The ECJ has recently held that the Acquired Rights Directive (ARD) applies on the transfer of an undertaking by a group company where a different group company employs the affected employees, provided they are permanently assigned to the undertaking being transferred (Albron Catering v FNV Bondgenoten and Roest).

The Heineken Group employs its employees in the Netherlands through a service company, Heineken Nederlands Beheer BV (HNB). HNB then seconds its personnel to the various operating companies of the Heineken group in the Netherlands. Seventy employees of HNB, including Mr Roest, worked in the catering department and were seconded to Heineken Nederland BV, which provided catering for workers in the Heineken group on various sites. On 1 March 2005, this catering function was outsourced to Albron Catering. Mr Roest became an employee of Albron on that date.

Mr Roest and his trade union subsequently brought an action before the Dutch courts seeking a judgement that the transfer of the catering operations was a transfer of undertaking within the meaning of the ARD and asking the Dutch courts to enforce the terms of his employment relationship with Heineken and to backdate this to the point where Albron took over the catering for Heineken. The question about whether the ARD applied was referred to the ECJ.
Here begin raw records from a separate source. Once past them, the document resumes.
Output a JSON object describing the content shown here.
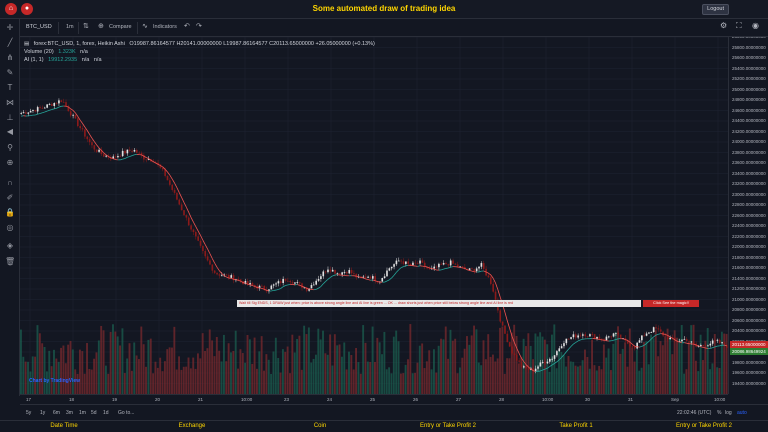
{
  "header": {
    "title": "Some automated draw of trading idea",
    "logout_label": "Logout"
  },
  "toolbar": {
    "symbol": "BTC_USD",
    "interval": "1m",
    "compare_label": "Compare",
    "indicators_label": "Indicators"
  },
  "legend": {
    "main_title": "forex:BTC_USD, 1, forex, Heikin Ashi",
    "ohlc": "O19987.86164577  H20141.00000000  L19987.86164577  C20113.65000000  +26.05000000 (+0.13%)",
    "volume_label": "Volume (20)",
    "volume_value": "1.323K",
    "volume_na": "n/a",
    "ai_label": "AI (1, 1)",
    "ai_value": "19912.2935",
    "ai_na1": "n/a",
    "ai_na2": "n/a"
  },
  "chart_data": {
    "type": "candlestick",
    "chart_style": "Heikin Ashi",
    "symbol": "forex:BTC_USD",
    "interval": "1",
    "y_range": [
      19200,
      26000
    ],
    "price_ticks": [
      26000,
      25800,
      25600,
      25400,
      25200,
      25000,
      24800,
      24600,
      24400,
      24200,
      24000,
      23800,
      23600,
      23400,
      23200,
      23000,
      22800,
      22600,
      22400,
      22200,
      22000,
      21800,
      21600,
      21400,
      21200,
      21000,
      20800,
      20600,
      20400,
      20200,
      20000,
      19800,
      19600,
      19400
    ],
    "x_labels": [
      "17",
      "18",
      "19",
      "20",
      "21",
      "10:00",
      "23",
      "24",
      "25",
      "26",
      "27",
      "28",
      "10:00",
      "30",
      "31",
      "Sep",
      "10:00"
    ],
    "price_path": [
      [
        0,
        24550
      ],
      [
        2,
        24650
      ],
      [
        4,
        24800
      ],
      [
        5,
        24500
      ],
      [
        6,
        24200
      ],
      [
        7,
        23900
      ],
      [
        8,
        23750
      ],
      [
        9,
        23700
      ],
      [
        10,
        23800
      ],
      [
        11,
        23850
      ],
      [
        12,
        23700
      ],
      [
        13,
        23650
      ],
      [
        14,
        23400
      ],
      [
        15,
        23000
      ],
      [
        16,
        22600
      ],
      [
        17,
        22200
      ],
      [
        18,
        21800
      ],
      [
        19,
        21500
      ],
      [
        20,
        21450
      ],
      [
        21,
        21400
      ],
      [
        22,
        21300
      ],
      [
        23,
        21250
      ],
      [
        24,
        21200
      ],
      [
        25,
        21300
      ],
      [
        26,
        21400
      ],
      [
        27,
        21300
      ],
      [
        28,
        21200
      ],
      [
        29,
        21400
      ],
      [
        30,
        21600
      ],
      [
        31,
        21500
      ],
      [
        32,
        21550
      ],
      [
        33,
        21400
      ],
      [
        34,
        21450
      ],
      [
        35,
        21350
      ],
      [
        36,
        21600
      ],
      [
        37,
        21750
      ],
      [
        38,
        21650
      ],
      [
        39,
        21700
      ],
      [
        40,
        21550
      ],
      [
        41,
        21650
      ],
      [
        42,
        21700
      ],
      [
        43,
        21600
      ],
      [
        44,
        21550
      ],
      [
        45,
        21650
      ],
      [
        46,
        21300
      ],
      [
        47,
        20500
      ],
      [
        48,
        20000
      ],
      [
        49,
        19700
      ],
      [
        50,
        19650
      ],
      [
        51,
        19800
      ],
      [
        52,
        19900
      ],
      [
        53,
        20200
      ],
      [
        54,
        20300
      ],
      [
        55,
        20350
      ],
      [
        56,
        20300
      ],
      [
        57,
        20250
      ],
      [
        58,
        20350
      ],
      [
        59,
        20200
      ],
      [
        60,
        20100
      ],
      [
        61,
        20350
      ],
      [
        62,
        20450
      ],
      [
        63,
        20300
      ],
      [
        64,
        20200
      ],
      [
        65,
        20250
      ],
      [
        66,
        20100
      ],
      [
        67,
        20150
      ],
      [
        68,
        20200
      ],
      [
        69,
        20113
      ]
    ],
    "last_price": "20113.65000000",
    "ai_price": "20086.98649924"
  },
  "signal": {
    "text": "Wait till Sig ENDS, 1 DRAW just when: price is above strong angle line and AI line is green ... OK ... draw shorts just when price still below strong angle line and AI line is red",
    "magic_button": "Click See the magic!!"
  },
  "watermark": "Chart by TradingView",
  "bottom": {
    "ranges": [
      "5y",
      "1y",
      "6m",
      "3m",
      "1m",
      "5d",
      "1d"
    ],
    "goto": "Go to...",
    "time": "22:02:46 (UTC)",
    "pct": "%",
    "log": "log",
    "auto": "auto"
  },
  "footer": {
    "tabs": [
      "Date Time",
      "Exchange",
      "Coin",
      "Entry or Take Profit 2",
      "Take Profit 1",
      "Entry or Take Profit 2"
    ]
  },
  "colors": {
    "bg": "#131722",
    "up": "#26a69a",
    "down": "#ef5350",
    "accent": "#ffd600",
    "grid": "#1f2433"
  }
}
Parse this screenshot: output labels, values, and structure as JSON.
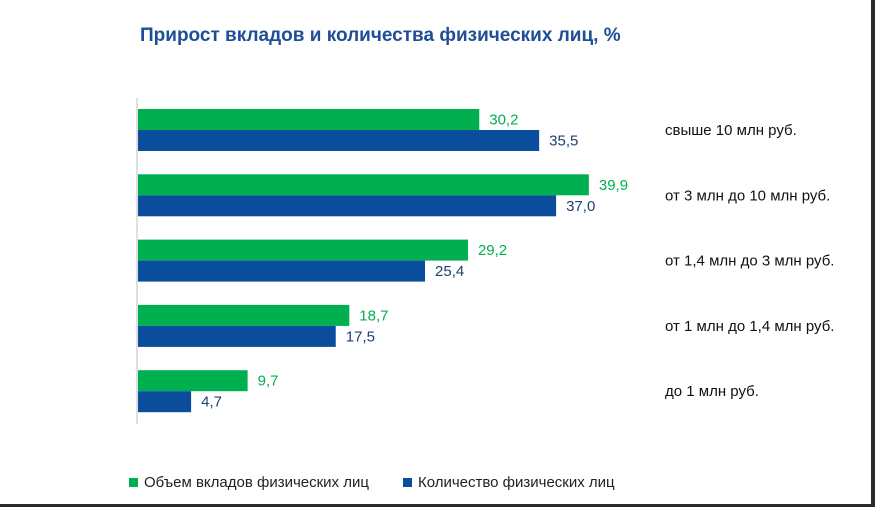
{
  "chart_data": {
    "type": "bar",
    "orientation": "horizontal",
    "title": "Прирост вкладов и количества физических лиц, %",
    "categories": [
      "свыше 10 млн руб.",
      "от 3 млн до 10 млн руб.",
      "от 1,4 млн до 3 млн руб.",
      "от 1 млн до 1,4 млн руб.",
      "до 1 млн руб."
    ],
    "series": [
      {
        "name": "Объем вкладов физических лиц",
        "color": "#00b050",
        "values": [
          30.2,
          39.9,
          29.2,
          18.7,
          9.7
        ],
        "labels": [
          "30,2",
          "39,9",
          "29,2",
          "18,7",
          "9,7"
        ]
      },
      {
        "name": "Количество физических лиц",
        "color": "#0a4d9c",
        "values": [
          35.5,
          37.0,
          25.4,
          17.5,
          4.7
        ],
        "labels": [
          "35,5",
          "37,0",
          "25,4",
          "17,5",
          "4,7"
        ]
      }
    ],
    "xlim": [
      0,
      40
    ],
    "grid": false,
    "legend_position": "bottom-left"
  }
}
The ECJ took a purposive approach in deciding that the ARD can provide protection to employees in this situation, provided they are assigned permanently to the undertaking being transferred. This is because the automatic transfer principle, as set out in the ARD, applies not only where there is a contract of employment but also where there is an employment relationship. In practical terms this means that a group company which has no contractual relationship with the affected employees but which is responsible for running the business in which the employees work can be a transferor.

Impact on employers

  • In this case, the ECJ was prepared to pierce the corporate veil so that the purpose of ARD was achieved.
  • The wording of TUPE does not, on a literal interpretation, apply to a non-contractual employer. It provides for the transfer of employees who are employed by the transferor and assigned to the undertaking. Generally, the courts and tribunals in the UK have so far been reluctant to look behind the corporate structure, except where it is being relied on as a sham.
  • However, if a similar case were to come before a tribunal in the UK now, it would be required to take account of this decision in order to interpret TUPE purposively and achieve an outcome consistent with the objectives of the ARD. If necessary, a tribunal can go so far as to add words into national legislation to achieve this (as happened in the case of Coleman, in relation to associative disability discrimination).
  • It is likely that tribunals in the UK would follow this decision and interpret TUPE as applying in the case of non-contractual as well as contractual employment relationships, so that group employment structures, set up for administrative and management convenience, would not frustrate the protections granted by TUPE.
  • Parties involved in the sale and purchase of businesses whose employees are employed by another group company should, therefore, pay heed to this potential TUPE risk and take service company employees into account. In those circumstances, the seller should, prior to a transfer:
  1. provide information to and consult with representatives of the affected employees (including service company employees engaged in the business being transferred);
  2. disclose information about all such employees; and
  3. consider whether it is necessary to re-assign any such employees to other areas of the business so that they do not transfer.